Tuttavia, se il nostro rimane un Paese con problemi di mafia, possiamo anche rivendicare orgogliosamente di essere il Paese dell’antimafia. Siamo il Paese dell’antimafia perché l’Italia è all’avanguardia sul piano della legislazione e dell’organizzazione del contrasto.
Lo prova il fatto che la Conferenza dell’Onu contro la criminalità organizzata transnazionale (Palermo 2000) ha prodotto una Convenzione ché ha recepito una lunga serie di misure mutuate dall’esperienza investigativo-giudiziaria maturata proprio nel nostro Paese, che le ha “pensate” calibrandole sulla concreta realtà della criminalità mafiosa. Una specie di Little Italy antimafia.
Siamo il Paese dell’antimafia anche in virtù della legge 109/96, che destina i beni confiscati ai mafiosi ad attività socialmente utili, restituendoli alla collettività cui la mafia li ha rapinati. Il significato profondo della legge è fare dell’antimafia, recuperando il “mal-tolto”, una legalità che conviene: non più questione soltanto di guardie e ladri, ma in grado di coinvolgere la società civile.
Un “capolavoro” ideato da Luigi Ciotti e da Libera: sia predisponendo un progetto di legge di iniziativa popolare; sia raccogliendo un milione di firme per sostenerlo. Una pressione irresistibile, tant’è che la legge fu approvata all’unanimità (ma senza estenderla ai corrotti come stava scritto nel progetto), dando così vita all’antimafia sociale e dei diritti che è un nostro fiore all’occhiello, ovunque studiato e imitato.
Siamo ancora il Paese dell’antimafia per il prezzo altissimo che l’Italia ha pagato subendo un’infinità di vittime innocenti. Operando come hanno operato in vita e sacrificandosi fino alla morte, esse hanno lasciato – parafrasando lo storico Salvatore Lupo – un’eredità “rivoluzionaria”: restituire lo Stato alle persone, dando un senso alle parole “lo Stato siamo noi”.
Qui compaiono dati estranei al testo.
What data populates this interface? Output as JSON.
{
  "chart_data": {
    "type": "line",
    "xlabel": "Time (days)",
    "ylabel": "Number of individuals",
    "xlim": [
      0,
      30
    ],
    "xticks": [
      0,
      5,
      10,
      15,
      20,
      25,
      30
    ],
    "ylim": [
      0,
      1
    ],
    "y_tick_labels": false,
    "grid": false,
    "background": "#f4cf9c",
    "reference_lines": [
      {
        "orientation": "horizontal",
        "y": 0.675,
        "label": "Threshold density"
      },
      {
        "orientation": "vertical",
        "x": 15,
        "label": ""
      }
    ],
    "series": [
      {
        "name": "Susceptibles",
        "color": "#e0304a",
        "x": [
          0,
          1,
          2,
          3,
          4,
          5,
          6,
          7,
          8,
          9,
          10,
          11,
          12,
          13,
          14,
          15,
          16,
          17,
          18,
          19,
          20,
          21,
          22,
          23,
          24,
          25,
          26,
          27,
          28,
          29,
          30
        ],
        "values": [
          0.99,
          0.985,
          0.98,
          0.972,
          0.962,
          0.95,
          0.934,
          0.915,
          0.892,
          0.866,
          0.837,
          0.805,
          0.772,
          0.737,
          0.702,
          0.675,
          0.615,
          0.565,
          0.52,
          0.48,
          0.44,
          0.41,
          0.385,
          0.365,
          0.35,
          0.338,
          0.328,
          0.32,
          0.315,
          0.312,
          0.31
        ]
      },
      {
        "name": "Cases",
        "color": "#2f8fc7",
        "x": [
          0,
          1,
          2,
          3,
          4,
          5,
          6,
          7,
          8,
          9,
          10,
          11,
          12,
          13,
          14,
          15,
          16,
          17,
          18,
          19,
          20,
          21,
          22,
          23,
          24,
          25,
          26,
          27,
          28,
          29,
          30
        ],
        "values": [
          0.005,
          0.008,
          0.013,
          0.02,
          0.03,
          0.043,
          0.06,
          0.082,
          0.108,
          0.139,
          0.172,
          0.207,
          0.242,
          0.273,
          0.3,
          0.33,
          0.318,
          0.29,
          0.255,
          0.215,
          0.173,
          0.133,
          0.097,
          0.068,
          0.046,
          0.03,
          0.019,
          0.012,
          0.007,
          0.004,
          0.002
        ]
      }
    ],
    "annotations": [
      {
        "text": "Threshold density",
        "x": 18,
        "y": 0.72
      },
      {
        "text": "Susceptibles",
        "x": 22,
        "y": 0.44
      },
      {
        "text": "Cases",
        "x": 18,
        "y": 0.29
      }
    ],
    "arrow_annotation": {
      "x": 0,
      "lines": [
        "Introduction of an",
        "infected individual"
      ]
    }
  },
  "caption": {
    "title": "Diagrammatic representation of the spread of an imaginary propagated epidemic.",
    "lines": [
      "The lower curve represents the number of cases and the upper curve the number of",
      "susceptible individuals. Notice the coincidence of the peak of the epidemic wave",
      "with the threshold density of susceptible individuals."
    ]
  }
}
Poi siamo il Paese dell’antimafia grazie ai familiari delle vittime, che vivono un continuo, immenso dolore dell’anima che non lascia respiro. Lo sopportano con dignità e coraggio. Chiedono giustizia e non vendetta. Nei loro confronti abbiamo tutti un debito enorme: la loro ferma testimonianza è un richiamo a non dimenticare e un punto di riferimento morale. Ogni 21 marzo si svolge (quest’anno a Napoli) la giornata della memoria e dell’impegno in ricordo delle vittime di mafia, organizzata da Libera.
Il momento più significativo e commovente è la lettura dell’interminabile elenco delle vittime innocenti, oltre millecento, nel silenzio assoluto delle decine di migliaia di persone presenti, soprattutto giovani. Numerosi ogni volta sono i familiari delle vittime. Alcuni di loro mostrano cartelli con la fotografia della persona cara uccisa e la data (spesso ormai lontana) dell’omicidio.
Sarebbe utile se a queste iniziative si affacciassero pure quelli che parlano di antimafia militante arroccata nel culto dei martiri e nel richiamo esclusivo al sangue versato. O quelli che addirittura proclamano la necessità di una “rieducazione delle vittime”, per rintuzzare il pericolo che i familiari finiscano per sbilanciare, accentrandola su di sé, la trattazione dei problemi di mafia.